技能基准:评估不同任务中智能体技能表现的综合基准
SkillsBench: Benchmarking How Well Agent Skills Work Across Diverse Tasks
February 13, 2026
作者: Xiangyi Li, Wenbo Chen, Yimin Liu, Shenghan Zheng, Xiaokun Chen, Yifeng He, Yubo Li, Bingran You, Haotian Shen, Jiankai Sun, Shuyi Wang, Qunhong Zeng, Di Wang, Xuandong Zhao, Yuanli Wang, Roey Ben Chaim, Zonglin Di, Yipeng Gao, Junwei He, Yizhuo He, Liqiang Jing, Luyang Kong, Xin Lan, Jiachen Li, Songlin Li, Yijiang Li, Yueqian Lin, Xinyi Liu, Xuanqing Liu, Haoran Lyu, Ze Ma, Bowei Wang, Runhui Wang, Tianyu Wang, Wengao Ye, Yue Zhang, Hanwen Xing, Yiqi Xue, Steven Dillmann, Han-chung Lee
cs.AI
摘要
智能体技能是增强大语言模型智能体推理能力的程序化知识包。尽管应用广泛,但目前缺乏标准化方法来衡量其实际效用。我们推出SkillsBench基准测试,涵盖11个领域的86项任务,每项任务均配备精心设计的技能库和确定性验证器。每种任务在三种条件下进行评估:无技能辅助、使用预设技能、以及自主生成技能。通过对7种智能体模型配置的7,308条轨迹测试发现:预设技能使平均通过率提升16.2个百分点,但不同领域差异显著(软件工程领域仅提升4.5个百分点,医疗健康领域则提升51.9个百分点),84项任务中有16项出现负增长。自主生成技能未产生显著效益,表明模型无法可靠地创作出它们能有效利用的程序化知识。包含2-3个模块的聚焦式技能优于全面文档,配备技能的小模型可达到无技能辅助的大模型水平。
English
Agent Skills are structured packages of procedural knowledge that augment LLM agents at inference time. Despite rapid adoption, there is no standard way to measure whether they actually help. We present SkillsBench, a benchmark of 86 tasks across 11 domains paired with curated Skills and deterministic verifiers.
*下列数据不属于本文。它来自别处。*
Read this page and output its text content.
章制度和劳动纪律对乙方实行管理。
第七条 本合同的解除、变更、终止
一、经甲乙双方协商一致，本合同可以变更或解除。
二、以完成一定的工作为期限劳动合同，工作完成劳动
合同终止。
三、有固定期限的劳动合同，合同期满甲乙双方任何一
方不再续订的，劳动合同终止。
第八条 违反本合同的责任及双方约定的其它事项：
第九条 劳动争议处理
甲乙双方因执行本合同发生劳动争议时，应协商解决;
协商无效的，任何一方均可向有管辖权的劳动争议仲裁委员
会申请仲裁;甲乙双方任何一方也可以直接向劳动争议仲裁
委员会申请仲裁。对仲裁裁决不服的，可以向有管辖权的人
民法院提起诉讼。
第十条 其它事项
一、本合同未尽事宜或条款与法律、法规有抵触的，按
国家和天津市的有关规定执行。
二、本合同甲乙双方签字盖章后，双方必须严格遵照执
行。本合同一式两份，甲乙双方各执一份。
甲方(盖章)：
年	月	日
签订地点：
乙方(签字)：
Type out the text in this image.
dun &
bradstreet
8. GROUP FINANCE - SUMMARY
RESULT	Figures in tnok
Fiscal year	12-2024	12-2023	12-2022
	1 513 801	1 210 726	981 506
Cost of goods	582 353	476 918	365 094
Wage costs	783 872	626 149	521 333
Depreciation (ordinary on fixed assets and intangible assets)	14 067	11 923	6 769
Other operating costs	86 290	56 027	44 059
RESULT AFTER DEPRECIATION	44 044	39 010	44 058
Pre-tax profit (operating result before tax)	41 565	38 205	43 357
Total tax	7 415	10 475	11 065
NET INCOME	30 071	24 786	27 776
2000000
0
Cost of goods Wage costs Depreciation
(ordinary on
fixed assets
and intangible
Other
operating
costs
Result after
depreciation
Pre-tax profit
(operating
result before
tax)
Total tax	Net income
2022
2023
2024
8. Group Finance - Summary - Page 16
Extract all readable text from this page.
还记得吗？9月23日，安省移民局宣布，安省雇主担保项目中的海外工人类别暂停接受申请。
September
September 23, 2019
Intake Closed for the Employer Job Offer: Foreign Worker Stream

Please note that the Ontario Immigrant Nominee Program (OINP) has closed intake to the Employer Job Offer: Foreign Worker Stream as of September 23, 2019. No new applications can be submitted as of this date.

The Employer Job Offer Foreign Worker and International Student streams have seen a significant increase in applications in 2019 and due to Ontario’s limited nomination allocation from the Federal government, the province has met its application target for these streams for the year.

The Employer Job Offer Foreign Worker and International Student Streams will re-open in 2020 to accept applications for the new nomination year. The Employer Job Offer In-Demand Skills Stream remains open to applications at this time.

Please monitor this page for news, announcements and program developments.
Each task is evaluated under three conditions: no Skills, curated Skills, and self-generated Skills. We test 7 agent-model configurations over 7,308 trajectories. Curated Skills raise average pass rate by 16.2 percentage points(pp), but effects vary widely by domain (+4.5pp for Software Engineering to +51.9pp for Healthcare) and 16 of 84 tasks show negative deltas. Self-generated Skills provide no benefit on average, showing that models cannot reliably author the procedural knowledge they benefit from consuming. Focused Skills with 2--3 modules outperform comprehensive documentation, and smaller models with Skills can match larger models without them.